Raymond Rousseau : né en 1913 à Chennevières (Côte-d’Or); domicilié à Buxières-les-Froncles (Haute-Marne) au moment de son arrestation ; forgeron ; communiste ; arrêté comme otage communiste le 22 juin 1941 ; interné à Compiègne ; déporté le 6 juillet 1942 à Auschwitz où il meurt à une date inconnue

Raymond Rousseau est né le 24 octobre 1913, à Chennevières (commune de Saint-Marc-sur-Seine, Côte d’Or).
Il habite Buxières-les-Froncles (commune de Froncles, Haute-Marne) au moment de son arrestation.
Il est le fils de Zénaïde Boulommier, 31 ans, sans profession et de Jean-Baptiste Rousseau, 30 ans, ouvrier forgeron à Chenevières, son époux.
Raymond a deux frères et une sœur : Lazare, né Boulommier le 13 novembre 1902, et Gaston, né Boulommier le 29 décembre 1907, reconnus par Jean-Baptiste Rousseau lors son mariage avec leur mère, le 17 février 1912 et Marie, née le 26 janvier 1920 à Saint-Marc-sur-Seine.
En 1924, la famille habite aux Cités de Buxières-lès-Froncles.
Son père est chauffeur de four aux Forges de Froncles, et ses deux aînés y sont lamineurs.
En 1931, à 18 ans, Raymond Boulonnier travaille lui aussi comme métallo aux Forges. Son grand-père maternel, âgé de 77 ans qui habite avec eux, y travaille également comme manœuvre (les retraites sont rarissimes dans la métallurgie).
En 1936, Raymond Rousseau est forgeron aux Forges de Froncles, dont le site a été repris par Citroën en 1921.
Raymond Rousseau a épousé Renée Boulommier (1919-1995), née le 9 février 1919 à Saint-Marc-sur-Seine (Côte-d’Or), divorcée en juillet 1939 d’Abel Piqué. Le couple Rousseau a une fille, Micheline.
Raymond Rousseau est membre du Parti communiste.

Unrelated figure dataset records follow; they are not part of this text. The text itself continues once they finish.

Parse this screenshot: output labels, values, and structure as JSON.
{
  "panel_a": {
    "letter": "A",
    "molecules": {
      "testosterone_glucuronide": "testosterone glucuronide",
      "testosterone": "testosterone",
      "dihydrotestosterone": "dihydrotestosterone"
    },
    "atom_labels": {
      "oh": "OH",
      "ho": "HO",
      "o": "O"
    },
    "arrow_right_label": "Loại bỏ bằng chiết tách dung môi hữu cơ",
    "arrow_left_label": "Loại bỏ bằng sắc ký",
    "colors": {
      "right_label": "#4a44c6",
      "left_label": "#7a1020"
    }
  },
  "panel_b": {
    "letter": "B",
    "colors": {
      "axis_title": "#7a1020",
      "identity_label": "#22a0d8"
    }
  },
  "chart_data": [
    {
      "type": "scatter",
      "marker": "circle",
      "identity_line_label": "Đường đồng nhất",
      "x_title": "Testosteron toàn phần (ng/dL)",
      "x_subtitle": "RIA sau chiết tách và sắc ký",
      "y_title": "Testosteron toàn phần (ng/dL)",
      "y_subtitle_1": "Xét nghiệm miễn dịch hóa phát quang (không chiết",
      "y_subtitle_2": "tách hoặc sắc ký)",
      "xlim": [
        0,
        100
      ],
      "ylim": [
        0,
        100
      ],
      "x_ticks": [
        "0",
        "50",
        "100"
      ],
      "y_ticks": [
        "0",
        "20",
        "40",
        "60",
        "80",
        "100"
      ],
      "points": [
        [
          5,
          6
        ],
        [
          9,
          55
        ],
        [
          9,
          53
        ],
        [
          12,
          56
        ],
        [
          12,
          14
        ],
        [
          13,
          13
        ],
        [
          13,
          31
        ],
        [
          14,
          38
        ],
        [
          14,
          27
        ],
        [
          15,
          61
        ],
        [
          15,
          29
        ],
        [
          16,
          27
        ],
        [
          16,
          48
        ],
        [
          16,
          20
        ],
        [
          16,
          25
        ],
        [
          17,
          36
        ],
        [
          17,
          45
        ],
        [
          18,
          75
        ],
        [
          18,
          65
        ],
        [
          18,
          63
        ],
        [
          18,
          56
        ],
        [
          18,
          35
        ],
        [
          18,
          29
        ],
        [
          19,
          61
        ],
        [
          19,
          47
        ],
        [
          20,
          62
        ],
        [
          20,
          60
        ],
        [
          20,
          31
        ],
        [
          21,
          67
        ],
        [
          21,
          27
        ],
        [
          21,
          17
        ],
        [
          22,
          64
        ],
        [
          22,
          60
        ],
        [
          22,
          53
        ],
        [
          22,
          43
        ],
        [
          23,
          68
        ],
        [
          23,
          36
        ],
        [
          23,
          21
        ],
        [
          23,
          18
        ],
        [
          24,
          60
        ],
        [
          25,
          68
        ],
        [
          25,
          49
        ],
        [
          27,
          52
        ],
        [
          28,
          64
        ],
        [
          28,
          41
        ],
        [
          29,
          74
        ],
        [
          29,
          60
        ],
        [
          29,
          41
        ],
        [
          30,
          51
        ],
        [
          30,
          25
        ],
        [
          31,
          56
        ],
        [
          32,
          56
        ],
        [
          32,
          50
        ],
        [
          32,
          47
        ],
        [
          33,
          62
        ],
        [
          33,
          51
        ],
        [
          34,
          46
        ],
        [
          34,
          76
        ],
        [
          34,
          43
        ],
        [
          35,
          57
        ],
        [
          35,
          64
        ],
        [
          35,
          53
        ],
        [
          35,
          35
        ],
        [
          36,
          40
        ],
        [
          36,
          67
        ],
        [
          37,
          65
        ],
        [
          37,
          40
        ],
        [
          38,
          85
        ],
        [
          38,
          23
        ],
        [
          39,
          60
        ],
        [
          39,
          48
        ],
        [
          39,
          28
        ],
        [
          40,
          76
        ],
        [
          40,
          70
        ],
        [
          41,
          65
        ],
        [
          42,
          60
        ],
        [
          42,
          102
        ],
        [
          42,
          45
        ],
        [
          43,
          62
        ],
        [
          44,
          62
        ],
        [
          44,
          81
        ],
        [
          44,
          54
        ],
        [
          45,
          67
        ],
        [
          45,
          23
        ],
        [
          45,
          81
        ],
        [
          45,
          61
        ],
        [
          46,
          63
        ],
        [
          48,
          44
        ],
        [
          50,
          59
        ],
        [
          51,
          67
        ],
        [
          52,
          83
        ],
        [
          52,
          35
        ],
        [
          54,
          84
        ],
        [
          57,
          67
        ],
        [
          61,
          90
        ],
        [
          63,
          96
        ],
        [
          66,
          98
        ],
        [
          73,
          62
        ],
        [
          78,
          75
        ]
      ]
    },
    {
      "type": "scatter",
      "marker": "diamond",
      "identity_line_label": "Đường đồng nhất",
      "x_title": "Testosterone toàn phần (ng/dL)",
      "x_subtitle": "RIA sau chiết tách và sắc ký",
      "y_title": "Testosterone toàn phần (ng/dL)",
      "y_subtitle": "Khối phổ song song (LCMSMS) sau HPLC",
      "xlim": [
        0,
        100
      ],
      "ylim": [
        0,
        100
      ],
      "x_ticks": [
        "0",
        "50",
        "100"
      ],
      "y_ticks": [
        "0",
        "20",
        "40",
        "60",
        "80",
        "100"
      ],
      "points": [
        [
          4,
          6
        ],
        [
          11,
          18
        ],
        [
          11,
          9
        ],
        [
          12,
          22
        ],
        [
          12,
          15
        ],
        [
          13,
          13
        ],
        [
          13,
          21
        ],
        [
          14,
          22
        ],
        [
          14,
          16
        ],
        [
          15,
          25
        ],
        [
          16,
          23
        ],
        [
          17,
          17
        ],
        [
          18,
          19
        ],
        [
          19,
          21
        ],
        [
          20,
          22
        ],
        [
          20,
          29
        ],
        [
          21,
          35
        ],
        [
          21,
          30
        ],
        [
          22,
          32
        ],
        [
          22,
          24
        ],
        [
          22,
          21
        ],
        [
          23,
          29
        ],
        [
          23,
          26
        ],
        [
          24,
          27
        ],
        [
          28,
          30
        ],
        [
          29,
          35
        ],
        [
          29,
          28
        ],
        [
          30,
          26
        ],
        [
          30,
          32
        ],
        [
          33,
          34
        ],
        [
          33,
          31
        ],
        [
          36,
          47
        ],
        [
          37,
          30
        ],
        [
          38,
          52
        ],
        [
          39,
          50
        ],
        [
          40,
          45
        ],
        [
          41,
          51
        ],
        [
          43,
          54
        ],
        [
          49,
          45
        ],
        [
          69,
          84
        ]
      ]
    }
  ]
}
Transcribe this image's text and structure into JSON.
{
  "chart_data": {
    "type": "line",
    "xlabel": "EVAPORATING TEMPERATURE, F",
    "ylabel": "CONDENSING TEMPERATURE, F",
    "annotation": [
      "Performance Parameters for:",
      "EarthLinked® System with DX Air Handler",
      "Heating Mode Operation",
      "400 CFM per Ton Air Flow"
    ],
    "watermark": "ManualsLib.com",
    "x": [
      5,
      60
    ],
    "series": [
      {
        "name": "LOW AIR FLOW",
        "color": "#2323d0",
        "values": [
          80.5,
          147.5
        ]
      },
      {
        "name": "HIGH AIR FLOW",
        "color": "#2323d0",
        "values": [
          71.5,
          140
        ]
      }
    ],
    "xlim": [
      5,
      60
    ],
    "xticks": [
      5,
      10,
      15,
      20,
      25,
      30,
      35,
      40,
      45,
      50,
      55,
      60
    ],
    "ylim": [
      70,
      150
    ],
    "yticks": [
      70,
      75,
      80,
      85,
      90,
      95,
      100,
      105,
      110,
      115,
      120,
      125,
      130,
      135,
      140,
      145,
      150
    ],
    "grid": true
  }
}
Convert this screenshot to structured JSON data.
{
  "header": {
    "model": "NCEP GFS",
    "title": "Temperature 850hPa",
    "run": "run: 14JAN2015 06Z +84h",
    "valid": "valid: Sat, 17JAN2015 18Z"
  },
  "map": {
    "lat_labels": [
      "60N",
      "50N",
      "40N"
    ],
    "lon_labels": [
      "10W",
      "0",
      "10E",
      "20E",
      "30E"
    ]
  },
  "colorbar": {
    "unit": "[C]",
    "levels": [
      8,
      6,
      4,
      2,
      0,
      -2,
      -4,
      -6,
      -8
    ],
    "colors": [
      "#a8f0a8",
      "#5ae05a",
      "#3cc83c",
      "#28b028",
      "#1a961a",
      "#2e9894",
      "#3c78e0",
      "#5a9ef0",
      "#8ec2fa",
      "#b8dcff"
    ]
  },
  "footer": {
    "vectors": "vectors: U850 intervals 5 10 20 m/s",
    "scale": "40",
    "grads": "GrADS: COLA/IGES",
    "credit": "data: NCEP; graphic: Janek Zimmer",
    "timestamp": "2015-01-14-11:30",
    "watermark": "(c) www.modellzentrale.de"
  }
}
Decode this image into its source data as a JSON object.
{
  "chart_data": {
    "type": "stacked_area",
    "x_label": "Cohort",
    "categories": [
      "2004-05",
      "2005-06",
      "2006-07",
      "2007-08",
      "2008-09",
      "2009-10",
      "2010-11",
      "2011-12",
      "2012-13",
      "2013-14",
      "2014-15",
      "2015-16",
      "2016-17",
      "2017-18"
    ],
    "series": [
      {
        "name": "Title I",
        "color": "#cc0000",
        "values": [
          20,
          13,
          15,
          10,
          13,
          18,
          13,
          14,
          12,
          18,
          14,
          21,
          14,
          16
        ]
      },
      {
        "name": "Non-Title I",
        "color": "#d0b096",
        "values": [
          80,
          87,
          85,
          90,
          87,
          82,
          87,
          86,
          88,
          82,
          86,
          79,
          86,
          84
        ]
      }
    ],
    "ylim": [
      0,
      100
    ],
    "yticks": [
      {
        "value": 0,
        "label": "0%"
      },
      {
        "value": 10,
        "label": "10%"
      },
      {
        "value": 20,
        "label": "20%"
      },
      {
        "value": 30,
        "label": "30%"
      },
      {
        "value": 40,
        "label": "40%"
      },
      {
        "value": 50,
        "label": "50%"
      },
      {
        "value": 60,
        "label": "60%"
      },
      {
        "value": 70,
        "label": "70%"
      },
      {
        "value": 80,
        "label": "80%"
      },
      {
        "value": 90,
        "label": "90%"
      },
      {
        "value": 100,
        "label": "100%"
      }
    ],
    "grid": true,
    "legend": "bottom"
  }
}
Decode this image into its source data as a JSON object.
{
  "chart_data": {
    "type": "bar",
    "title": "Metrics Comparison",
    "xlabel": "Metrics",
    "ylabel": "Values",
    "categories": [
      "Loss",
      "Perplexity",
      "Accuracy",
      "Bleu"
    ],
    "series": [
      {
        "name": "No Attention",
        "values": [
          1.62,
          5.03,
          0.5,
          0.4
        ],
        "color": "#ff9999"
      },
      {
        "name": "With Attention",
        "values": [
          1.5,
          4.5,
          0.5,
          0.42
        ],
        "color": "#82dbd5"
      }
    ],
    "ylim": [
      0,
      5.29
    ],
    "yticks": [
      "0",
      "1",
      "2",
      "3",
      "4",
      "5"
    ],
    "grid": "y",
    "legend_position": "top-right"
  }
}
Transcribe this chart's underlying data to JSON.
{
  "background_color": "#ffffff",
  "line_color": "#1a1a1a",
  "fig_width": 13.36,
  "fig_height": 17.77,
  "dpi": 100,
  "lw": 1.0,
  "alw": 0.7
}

Le 10 mai 1940, la Luftwaffe bombarde le terrain d’aviation de Saint-Dizier et la ville de Joinville. Le 13 juin 1940 la Wehrmacht occupe Saint-Dizier. Le 14 juin, les troupes allemandes défilent à Paris, sur les Champs-Élysées. Le 15 tout le département de la Haute-Marne est occupé.  Le 22 juin, l’armistice est signé : la France est coupée en deux par la « ligne de démarcation » qui sépare la zone occupée de celle administrée par Vichy. La Haute-Marne est coupée en deux : l’est devient « zone interdite », destinée au repeuplement allemand comme le veulent les nazis, ou à la création d’un Pays Thiois ou Grande Flamande (comme le revendiquait le mouvement irrédentiste flamand), l’ouest se transforme en territoire de stationnement des troupes de la Wehrmacht. Le 10 juillet 1940 Pétain, investi des pleins pouvoirs par l’Assemblée nationale, s’octroie le lendemain le titre de « chef de l’Etat français ». Il lance la « Révolution nationale » en rupture avec nombre de principes républicains (confusion des pouvoirs législatifs et exécutifs ; rejet du multipartisme, suppression des syndicats et du droit de grève, antisémitisme d’état…).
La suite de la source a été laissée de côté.